Langkah-Langkah Pelepasan Nyamuk Wolbachia
Setelah mendapatkan persetujuan dari pemerintah dan juga dari masyarakat setempat melalui survei, baru program dimulai dengan pertama menternak nyamuk A. aegypty di wilayah target. Ketika jumlahnya dirasakan cukup, nyamuk-nyamuk itu lalu dilepaskan ke alam, dibantu oleh masyarakat setempat secara sukarela termasuk pelajar, mahasiswa, dan LSM. Karena nyamuk tidak terbang terlalu jauh, maka nyamuk dilepas pada setiap jarak 50 meter, yang biasanya memakan waktu 12-20 minggu. Setelah itu peneliti mempelajari populasi nyamuk Wolbachia dan jumlah insidensi penyakit yang ditularkannya pada wilayah tempat dilepaskannya nyamuk.
Pada tahap awal inisiasi WMP ini hanya nyamuk Wolbachia jantan saja yang dilepas, karena nyamuk betina digunakan untuk mengembangbiakkan nyamuk di laboratorium. Namun hasilnya kurang memuaskan karena walaupun populasi nyamuk menurun, nyamuk betina tetap menggigit dan menularkan penyakit. Selain itu pelepasan nyamuk jantan Wolbachia menjadi harus dilakukan secara terus menerus. Namun setelah nyamuk betina Wolbachia juga ikut dilepaskan atau dengan melepaskan seluruh telur, maka mulai meningkat naik populasi nyamuk betina Wolbachia yang menetaskan telur-telur nyamuk Wolbachia. Yang belakangan diketahui akan menghambat replikasi virus di dalam tubuhnya, sehingga penyakit menjadi tidak dapat menular.
Dibandingkan Metoda Pendahulu
Sebelum WMP menginisiasi pengendalian nyamuk A. aegypty menggunakan bakteri Wolbachia, ada metoda yang pernah dilakukan, namun kini dinilai sudah tidak efektif ataupun efisien lagi. Metoda tersebut menggunakan Genetically Modified (GM) Mosquites atau nyamuk yang dimodifikasi secara genetik. Caranya adalah dengan memproduksi nyamuk GM jantan di laboratorium agar membawa a self-limiting gene yaitu gen yang membuat turunannya yang berkelamin betina nantinya memproduksi anak yang tidak mencapai usia dewasa. Dengan demikian diharapkan nyamuk yang tidak bisa dewasa tersebut tidak dapat menularkan virus penyakit. Metoda ini dilakukan tahun 2011 di Florida AS, setelah terjadi KLB DBD pada tahun 2009 di sana. Namun dengan biaya yang tinggi dengan hasil yang tidak optimal, akhirnya metoda ini dihentikan. Lalu dikembangkanlah metoda baru dengan menggunakan nyamuk Wolbachia.

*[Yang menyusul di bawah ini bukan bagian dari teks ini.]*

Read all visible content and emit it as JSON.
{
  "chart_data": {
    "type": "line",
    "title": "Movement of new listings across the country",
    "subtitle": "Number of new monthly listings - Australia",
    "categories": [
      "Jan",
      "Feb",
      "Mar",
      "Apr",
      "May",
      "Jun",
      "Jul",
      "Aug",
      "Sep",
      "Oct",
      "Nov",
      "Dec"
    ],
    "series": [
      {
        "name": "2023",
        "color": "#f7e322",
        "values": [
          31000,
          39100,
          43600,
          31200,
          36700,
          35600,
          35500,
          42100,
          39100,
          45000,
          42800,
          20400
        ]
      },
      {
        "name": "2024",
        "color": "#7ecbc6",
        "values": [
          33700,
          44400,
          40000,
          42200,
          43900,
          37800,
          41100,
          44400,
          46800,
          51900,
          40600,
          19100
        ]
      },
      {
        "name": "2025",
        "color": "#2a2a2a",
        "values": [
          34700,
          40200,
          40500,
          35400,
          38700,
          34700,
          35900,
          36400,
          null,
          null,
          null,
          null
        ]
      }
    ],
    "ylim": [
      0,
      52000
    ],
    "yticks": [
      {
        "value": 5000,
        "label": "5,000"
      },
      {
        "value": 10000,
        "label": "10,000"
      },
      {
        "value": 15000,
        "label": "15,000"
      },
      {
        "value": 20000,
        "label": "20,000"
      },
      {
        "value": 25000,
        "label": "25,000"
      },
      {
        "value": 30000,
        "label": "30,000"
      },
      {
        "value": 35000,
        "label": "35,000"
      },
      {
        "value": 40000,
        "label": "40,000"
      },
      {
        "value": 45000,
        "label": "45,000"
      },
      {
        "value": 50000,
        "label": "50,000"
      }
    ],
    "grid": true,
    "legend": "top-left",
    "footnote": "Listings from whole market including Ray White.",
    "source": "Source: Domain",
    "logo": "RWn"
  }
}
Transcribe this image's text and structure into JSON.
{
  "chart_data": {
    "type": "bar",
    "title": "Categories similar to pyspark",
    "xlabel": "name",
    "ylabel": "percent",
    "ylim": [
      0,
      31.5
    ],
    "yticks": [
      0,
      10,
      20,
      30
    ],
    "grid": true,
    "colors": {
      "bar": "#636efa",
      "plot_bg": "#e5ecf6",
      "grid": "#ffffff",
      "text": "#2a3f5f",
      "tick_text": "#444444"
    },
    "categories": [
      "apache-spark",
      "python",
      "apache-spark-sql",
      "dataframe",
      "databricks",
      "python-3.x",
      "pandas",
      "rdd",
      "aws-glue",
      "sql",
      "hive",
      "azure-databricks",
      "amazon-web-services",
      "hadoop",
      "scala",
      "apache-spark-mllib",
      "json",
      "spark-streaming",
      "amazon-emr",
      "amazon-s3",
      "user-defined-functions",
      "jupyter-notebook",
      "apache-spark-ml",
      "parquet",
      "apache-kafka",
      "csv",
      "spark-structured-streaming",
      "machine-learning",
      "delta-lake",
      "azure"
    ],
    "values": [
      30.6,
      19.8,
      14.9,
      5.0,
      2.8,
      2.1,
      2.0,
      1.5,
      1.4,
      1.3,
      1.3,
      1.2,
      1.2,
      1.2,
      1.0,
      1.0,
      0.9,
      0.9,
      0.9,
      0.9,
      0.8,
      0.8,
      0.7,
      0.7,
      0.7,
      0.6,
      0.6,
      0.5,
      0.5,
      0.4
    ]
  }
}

Hoax Terkait Nyamuk Wolbachia di Indonesia
Selalu saja setiap ada perkembangan terbaru di dunia kesehatan, apa lagi ada peran serta AS dan WHO akan berpotensi memunculkan hoax di Indonesia, seperti:
- Hasil rekayasa genetika untuk kepentingan AS dan negara-negara Barat
- Sebagai senjata biologis dan pemusnah massa
- Menularkan penyakit kaki gajah
- Membentuk atau menularkan gen LGBT
Dipadukan dengan Metoda Konvensional
Terlepas dari keberhasilannya, WMP tetap merekomendasikan agar program nyamuk Wolbachia ini agar dipadu dengan metoda pengendalian nyamuk dan penyakit yang disebabkannya secara konvensional seperti: menggunakan kelambu, melakukan 3M (menguras-menutup-mengubur), menebar larvasida untuk membunuh larva, fogging untuk membunuh nyamuk dewasa, serta mendapatkan vaksinasi. Dari 4 penyakit yang dapat ditularkan atau menggunakan nyamuk A. aegypty sebagai vektornya, dua di antaranya yaitu demam berdarah Dengue dan yellow fever sudah ada vaksinnya, baik untuk dewasa maupun anak-anak.